Wednesday, April 3, 2013

Gorgasm - Masticate to Dominate (2003)

The few times I've rolled through Indiana, likely en route to some Midwestern metal festival, it always seemed like a pretty peaceful place. Golden fields all around, nice people, tranquil roads... Masturbating corpses, torture cellars/cabins, and bloody, bursting wombs never crossed my path, but I bet it was all just a 'show' those folk were puttin' on. For, lurking in the rank corners and back roads of the Hoosier State was Gorgasm, a quartet of merciless murder mavens who were at that very moment thinking up perverse means to mine own end, in the form of Masticate to Dominate, their second and best full length effort wrought upon Unique Leader Records, and judging by the sound of the thing, I'm not sure it could have found a more suitable home...

The formula here was not an immense deviation from Bleeding Profusely, but perhaps why I hold this in higher regard is that it really finds the perfect balanced between the genre's penchant for brutality and the more musical, melodic tendencies Gorgasm wasn't shying away from on their older releases. That's not to say they evoke any 'warm' or 'tingly' feelings through their selected note progressions, unless depravity and necrophilia are your thing, but clearly these guys were never just content with plugging away uselessly on the same forgettable chug to blast patterns beaten to death by scores of undergrounders. That said, I did feel that Masticate to Dominate was a slightly more 'typical' sounding brutal death effort than its predecessor, little more than a smorgasboard of ideas previously manifest through Suffocation, Morbid Angel, Deicide, Deeds of Flesh, Malevolent Creation, Cryptopsy and the first few Cannibal Corpse efforts helmed by Corpsegrinder (Vile, Gallery of Suicide, Bloodthirst). Fortunately, that doesn't hinder the material from slurping your entrails out through a gaping puncture wound and then stomping on them while you watch.

A few carefully timed splatter/smut samples. Loads of start/stop tempos used to set up blasted patterns with their staccato streams of surgical muted rhythm guitars. Thicker, chugging breakdowns which hurt so bad you can feel them on your own palm. Guttural verbal secretions with a syllabic punctuation somewhere in between George Fisher and Lord Worm, with a slight tendency to return to those toilet bowl intonations the guys used on the older material. Muddied, acrobatic spikes of classical-guitar influenced scaling patterns pop up in places like the bridge of the title track, also paid forward from the earlier works. Gorgasm acquired not only another drummer here (their third in three records) in Terrence Manauis, but also a new bassist in Paul Garcia, so basically an entirely new rhythm section.

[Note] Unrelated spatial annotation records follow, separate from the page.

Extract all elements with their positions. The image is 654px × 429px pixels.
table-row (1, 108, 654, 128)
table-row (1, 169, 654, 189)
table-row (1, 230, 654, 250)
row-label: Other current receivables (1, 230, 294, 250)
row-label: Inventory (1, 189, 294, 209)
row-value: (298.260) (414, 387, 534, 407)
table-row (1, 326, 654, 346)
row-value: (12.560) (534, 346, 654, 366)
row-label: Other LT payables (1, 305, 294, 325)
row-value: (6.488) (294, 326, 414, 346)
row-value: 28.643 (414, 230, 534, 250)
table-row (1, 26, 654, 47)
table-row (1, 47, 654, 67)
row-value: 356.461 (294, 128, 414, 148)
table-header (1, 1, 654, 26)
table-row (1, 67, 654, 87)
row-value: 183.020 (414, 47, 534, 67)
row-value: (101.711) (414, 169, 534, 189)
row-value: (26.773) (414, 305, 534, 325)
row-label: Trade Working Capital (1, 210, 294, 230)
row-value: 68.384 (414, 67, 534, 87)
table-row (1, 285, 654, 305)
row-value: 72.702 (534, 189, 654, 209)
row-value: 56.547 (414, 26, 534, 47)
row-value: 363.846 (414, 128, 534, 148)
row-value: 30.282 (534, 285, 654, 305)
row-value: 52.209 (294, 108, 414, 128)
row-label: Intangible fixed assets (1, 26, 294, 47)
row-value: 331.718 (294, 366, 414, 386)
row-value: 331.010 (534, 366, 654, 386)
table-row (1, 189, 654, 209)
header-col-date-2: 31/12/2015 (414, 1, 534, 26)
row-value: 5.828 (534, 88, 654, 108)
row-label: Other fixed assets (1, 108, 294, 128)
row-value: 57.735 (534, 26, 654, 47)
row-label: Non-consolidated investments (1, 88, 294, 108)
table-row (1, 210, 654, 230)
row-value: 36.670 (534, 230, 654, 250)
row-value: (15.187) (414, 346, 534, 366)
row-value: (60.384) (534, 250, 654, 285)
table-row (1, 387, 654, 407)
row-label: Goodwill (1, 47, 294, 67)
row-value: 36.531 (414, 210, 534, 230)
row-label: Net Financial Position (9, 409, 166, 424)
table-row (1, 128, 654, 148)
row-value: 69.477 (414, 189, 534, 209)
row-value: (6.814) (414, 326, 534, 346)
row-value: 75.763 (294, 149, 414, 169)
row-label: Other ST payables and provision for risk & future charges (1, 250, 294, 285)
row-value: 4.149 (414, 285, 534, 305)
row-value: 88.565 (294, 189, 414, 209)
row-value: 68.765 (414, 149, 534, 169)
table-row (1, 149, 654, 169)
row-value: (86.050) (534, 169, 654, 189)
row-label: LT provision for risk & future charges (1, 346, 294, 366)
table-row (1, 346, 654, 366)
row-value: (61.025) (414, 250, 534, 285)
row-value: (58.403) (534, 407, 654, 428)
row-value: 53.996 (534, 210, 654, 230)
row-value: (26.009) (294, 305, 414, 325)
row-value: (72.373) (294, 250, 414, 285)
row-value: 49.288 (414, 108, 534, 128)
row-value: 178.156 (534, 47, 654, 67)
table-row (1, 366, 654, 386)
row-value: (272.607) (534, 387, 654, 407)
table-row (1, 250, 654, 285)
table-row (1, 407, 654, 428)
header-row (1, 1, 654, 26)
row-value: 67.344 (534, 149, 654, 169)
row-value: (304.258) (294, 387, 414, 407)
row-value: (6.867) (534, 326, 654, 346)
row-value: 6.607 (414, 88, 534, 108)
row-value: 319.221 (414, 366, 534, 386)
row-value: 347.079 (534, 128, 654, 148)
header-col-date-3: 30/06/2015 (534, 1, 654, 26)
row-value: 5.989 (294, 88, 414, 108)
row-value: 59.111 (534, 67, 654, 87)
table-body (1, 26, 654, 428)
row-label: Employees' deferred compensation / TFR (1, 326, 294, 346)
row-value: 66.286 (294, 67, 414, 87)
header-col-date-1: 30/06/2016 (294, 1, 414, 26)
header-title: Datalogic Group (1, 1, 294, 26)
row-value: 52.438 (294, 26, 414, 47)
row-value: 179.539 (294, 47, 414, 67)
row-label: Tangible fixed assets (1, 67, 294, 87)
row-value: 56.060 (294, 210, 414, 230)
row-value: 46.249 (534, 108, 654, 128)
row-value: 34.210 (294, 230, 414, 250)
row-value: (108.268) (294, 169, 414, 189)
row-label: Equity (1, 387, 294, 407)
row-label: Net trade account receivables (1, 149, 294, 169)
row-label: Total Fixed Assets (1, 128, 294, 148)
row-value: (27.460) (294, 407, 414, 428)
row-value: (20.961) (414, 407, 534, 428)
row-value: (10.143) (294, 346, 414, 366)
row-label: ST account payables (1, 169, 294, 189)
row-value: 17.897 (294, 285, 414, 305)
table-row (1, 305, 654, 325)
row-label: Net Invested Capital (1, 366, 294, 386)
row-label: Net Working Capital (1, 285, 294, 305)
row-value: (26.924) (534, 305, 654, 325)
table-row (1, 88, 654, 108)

But they pull it off, keeping the beats organic and rampant, the bass lines audible and instinctual against the rapid churning and spitting of the rhythm guitar.

It's neither rocket science nor the most complex material of its field, but the run and gun riff progressions and incessant hostility were a sadistic satisfaction guaranteed for the record's intended audience. Novelty and nuance are rarely felt through the composition, and it lacks some of the incendiary lead work that provided a number of the highlighted moments on Bleeding Profusely, but all in all the balance of riffing and tempo variation here is superior. Not to mention that they draw out the tracks to a more palatable duration of over 3 minutes, so the listener is given more time to actually 'get into' the contrast of blasts and grooves. I even felt a bit of giddy, gruesome, mortuary slab fun here in "Concubine of Despise" that reminded me fondly of the post-Carcass West Coasters like Impaled and Exhumed, though the vocals definitely remain loyally in the gurgling category without the growl/imp interchange you'd expect.

Admittedly, I wasn't immensely fond of the production here. The rhythm guitars are punchy, but both they and the melodic sequences feel a bit dry, especially in unison. Some added reverb, chorus, or other effects would have given Masticate to Dominate a more engrossing atmosphere, but at least it feels functional, and you can make out all the grunts and bass notes if you listen closely enough. The lyrics are grotesque, sexual perversions upon both the living and dead, zero political correctness, 'peaking' with the closer "Deadfuck" which is as accurate a summation of the entire experience as you'll get here. Jon Zig's arwork was easily identifiable and the best Gorgasm has yet used, but not something you'd want to show off to your Sorority sisters and their mothers at the next sponsorship gala. Masticate isn't perfect, and I've long crossed my fingers for the leads, atmosphere and maybe even an occasional synth line (as on the debut EP) would take a more prevalent role to balance out the brutality, but this was definitely an entertaining onslaught that they could be proud of. And MAYBE their moms and pops...but I doubt it.